И в Константинополе, и в Салониках я нашел сионистов: еще до революции было
учреждено в Константинополе отделение Лондонского сионистского банка, но
под нейтральным названием; Виктор Якобсон был назначен его директором. Я
выступил с речью по-итальянски о возрождении Израиля и Сиона и на другой
день увидел в газете на испанском языке "Эль темпо": "Синьор
Ж. произнес речь, проникнутую истинным оттоманским патриотизмом" (Vibranti
di pattriotismo ottomani). Моего терпения достало до Салоник, но после беседы
с Энвером-пашой и Джавидом мое терпение лопнуло. Меня пригласили выступить
перед учениками Альянса, этой цитадели ассимиляторов, которые вчера еще
считали себя французами, а теперь не знали, что им делать и среди кого ассимилироваться.
Я сказал им, чтобы они не торопились. Привел им в качестве примера Австрию:
там немцам не удалось германизировать славян, несмотря на весь их огромный
перевес более высокой культуры и высокий уровень и процветание экономики,
и я намекнул, что здесь, в Турции, культурное и экономическое преимущество
не за господствующей нацией, а за греками, армянами и арабами.

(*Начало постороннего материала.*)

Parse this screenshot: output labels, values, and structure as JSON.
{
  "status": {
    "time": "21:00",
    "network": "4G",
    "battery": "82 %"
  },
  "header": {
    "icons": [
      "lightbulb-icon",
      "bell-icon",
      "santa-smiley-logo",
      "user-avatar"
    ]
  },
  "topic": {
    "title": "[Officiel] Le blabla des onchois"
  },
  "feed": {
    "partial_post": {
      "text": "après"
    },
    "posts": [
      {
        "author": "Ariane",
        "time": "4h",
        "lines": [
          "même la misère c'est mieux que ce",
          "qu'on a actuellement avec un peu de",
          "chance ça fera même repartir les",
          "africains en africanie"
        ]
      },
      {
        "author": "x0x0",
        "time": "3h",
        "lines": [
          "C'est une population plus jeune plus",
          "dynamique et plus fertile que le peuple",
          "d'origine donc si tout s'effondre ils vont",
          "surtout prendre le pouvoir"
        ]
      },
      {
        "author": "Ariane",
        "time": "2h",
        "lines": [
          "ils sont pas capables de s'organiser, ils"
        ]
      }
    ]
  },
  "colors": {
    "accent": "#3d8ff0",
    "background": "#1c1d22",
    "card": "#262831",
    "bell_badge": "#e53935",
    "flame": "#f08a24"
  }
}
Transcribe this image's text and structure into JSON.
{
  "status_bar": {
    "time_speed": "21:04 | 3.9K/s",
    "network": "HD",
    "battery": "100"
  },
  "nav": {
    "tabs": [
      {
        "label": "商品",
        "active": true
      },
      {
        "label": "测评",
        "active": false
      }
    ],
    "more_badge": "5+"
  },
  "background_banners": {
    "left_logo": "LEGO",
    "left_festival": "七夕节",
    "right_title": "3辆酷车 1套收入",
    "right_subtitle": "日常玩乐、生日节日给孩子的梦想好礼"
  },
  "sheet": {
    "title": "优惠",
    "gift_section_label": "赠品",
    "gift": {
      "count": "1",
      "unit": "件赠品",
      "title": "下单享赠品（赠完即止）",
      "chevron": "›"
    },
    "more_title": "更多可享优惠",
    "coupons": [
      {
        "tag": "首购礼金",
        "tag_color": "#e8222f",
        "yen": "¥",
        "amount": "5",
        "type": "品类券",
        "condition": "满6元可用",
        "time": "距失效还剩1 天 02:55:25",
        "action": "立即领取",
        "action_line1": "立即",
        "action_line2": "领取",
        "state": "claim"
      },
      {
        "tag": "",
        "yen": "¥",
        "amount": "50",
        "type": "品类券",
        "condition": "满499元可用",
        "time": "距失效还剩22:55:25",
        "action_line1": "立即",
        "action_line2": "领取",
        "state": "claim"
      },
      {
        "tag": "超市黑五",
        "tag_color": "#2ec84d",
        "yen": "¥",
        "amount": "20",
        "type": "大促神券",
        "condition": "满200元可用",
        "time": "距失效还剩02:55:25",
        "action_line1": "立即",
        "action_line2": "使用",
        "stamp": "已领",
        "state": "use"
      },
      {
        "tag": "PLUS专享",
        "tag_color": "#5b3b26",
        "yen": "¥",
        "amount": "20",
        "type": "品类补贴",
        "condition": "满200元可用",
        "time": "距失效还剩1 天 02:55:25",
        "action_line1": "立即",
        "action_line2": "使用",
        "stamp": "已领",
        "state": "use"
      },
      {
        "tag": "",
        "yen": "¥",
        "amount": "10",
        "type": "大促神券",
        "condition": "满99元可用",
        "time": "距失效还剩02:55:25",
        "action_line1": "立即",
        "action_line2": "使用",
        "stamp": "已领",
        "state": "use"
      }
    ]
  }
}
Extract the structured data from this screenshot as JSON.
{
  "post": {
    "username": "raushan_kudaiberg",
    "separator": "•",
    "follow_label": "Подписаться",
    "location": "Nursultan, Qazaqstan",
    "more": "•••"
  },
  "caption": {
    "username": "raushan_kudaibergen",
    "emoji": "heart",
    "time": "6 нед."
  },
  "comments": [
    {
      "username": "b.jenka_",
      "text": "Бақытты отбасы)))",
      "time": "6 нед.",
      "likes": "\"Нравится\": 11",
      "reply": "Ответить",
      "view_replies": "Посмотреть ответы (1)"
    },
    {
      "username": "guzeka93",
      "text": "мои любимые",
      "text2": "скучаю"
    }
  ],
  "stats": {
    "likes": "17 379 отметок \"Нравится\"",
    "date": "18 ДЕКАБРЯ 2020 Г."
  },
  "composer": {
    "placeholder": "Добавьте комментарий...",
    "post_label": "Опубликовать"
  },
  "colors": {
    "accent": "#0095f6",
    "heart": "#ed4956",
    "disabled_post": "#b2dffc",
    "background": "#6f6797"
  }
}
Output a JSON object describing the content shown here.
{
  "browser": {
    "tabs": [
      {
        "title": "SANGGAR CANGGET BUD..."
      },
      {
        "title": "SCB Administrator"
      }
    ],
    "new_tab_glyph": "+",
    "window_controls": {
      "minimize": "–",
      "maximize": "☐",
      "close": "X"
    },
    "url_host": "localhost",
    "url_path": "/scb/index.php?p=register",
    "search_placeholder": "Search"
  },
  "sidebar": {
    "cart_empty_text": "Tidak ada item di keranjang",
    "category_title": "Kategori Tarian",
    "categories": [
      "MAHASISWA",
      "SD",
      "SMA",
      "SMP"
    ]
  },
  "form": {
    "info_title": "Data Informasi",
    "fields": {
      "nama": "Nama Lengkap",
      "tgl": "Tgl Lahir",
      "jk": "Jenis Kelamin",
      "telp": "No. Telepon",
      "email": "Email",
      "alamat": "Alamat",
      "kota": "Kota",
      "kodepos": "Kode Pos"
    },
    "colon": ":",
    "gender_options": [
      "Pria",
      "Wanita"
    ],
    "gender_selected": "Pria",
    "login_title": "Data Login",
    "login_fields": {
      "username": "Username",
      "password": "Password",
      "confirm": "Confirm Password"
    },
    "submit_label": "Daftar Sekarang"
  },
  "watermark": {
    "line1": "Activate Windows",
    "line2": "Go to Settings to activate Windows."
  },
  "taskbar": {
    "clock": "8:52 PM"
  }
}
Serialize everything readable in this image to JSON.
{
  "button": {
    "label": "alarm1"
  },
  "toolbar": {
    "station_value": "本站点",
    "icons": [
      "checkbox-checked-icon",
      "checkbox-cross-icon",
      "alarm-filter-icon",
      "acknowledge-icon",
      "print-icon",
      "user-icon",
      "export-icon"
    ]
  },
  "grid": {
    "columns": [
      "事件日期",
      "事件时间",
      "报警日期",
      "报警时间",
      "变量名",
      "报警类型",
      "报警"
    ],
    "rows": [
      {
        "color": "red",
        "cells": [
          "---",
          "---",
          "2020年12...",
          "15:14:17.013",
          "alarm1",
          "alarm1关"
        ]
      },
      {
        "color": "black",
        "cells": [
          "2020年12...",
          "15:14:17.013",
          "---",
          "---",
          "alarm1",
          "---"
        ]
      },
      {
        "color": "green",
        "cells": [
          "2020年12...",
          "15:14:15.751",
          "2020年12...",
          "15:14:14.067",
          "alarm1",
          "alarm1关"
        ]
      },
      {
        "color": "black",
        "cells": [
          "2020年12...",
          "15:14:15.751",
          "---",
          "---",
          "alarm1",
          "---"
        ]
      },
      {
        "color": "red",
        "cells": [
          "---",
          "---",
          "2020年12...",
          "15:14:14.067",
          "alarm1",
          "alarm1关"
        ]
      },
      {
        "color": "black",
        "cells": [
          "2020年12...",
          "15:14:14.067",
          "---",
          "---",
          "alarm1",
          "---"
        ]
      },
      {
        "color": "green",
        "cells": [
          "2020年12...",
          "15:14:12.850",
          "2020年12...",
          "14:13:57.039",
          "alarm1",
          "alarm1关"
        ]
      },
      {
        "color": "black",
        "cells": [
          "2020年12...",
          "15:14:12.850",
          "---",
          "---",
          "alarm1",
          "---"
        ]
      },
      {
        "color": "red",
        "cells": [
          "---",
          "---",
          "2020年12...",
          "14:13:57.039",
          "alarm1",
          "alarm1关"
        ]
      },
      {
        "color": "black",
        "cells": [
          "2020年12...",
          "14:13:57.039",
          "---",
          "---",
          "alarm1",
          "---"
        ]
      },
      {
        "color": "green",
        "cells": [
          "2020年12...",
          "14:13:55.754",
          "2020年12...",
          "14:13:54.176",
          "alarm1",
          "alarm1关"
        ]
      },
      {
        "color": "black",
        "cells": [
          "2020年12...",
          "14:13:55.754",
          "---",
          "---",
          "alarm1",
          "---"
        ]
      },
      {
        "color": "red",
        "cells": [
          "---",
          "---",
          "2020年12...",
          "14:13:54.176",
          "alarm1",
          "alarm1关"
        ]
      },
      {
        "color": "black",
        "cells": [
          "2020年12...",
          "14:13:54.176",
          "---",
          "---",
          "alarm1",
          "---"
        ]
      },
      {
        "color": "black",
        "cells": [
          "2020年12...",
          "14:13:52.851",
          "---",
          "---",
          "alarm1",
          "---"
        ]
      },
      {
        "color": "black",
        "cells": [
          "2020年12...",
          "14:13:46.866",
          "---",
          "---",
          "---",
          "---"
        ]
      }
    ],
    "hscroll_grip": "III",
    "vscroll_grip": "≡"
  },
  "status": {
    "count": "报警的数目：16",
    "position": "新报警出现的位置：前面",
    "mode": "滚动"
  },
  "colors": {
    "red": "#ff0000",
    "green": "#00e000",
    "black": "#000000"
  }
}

Я покинул
обновленную Турцию, и в сердце моем царила полная уверенность в отношении
двух вещей: во-первых, что этот обновленный режим — режим слепоты и безумия,
и, во-вторых, что распад его будет благом для всех народов Турции, начиная
с самих турок, и, возможно, и для нас.
Из Салоник я отплыл в Палестину. Нет надобности в книге, напечатанной в
Тель-Авиве, изображать еврейский ишув, каким он был в 1909 году. Напомню
лишь об отдельных деталях, которые, возможно, забыты и отчасти, быть может,
удивят благодаря огромной разнице между прошлым и настоящим. В Яффе я гостил
в доме Дизенгофа, моего друга по Одессе; его жена ходила каждое утро к колонке
и с веселой улыбкой на благородном лице качала воду своими нежными руками.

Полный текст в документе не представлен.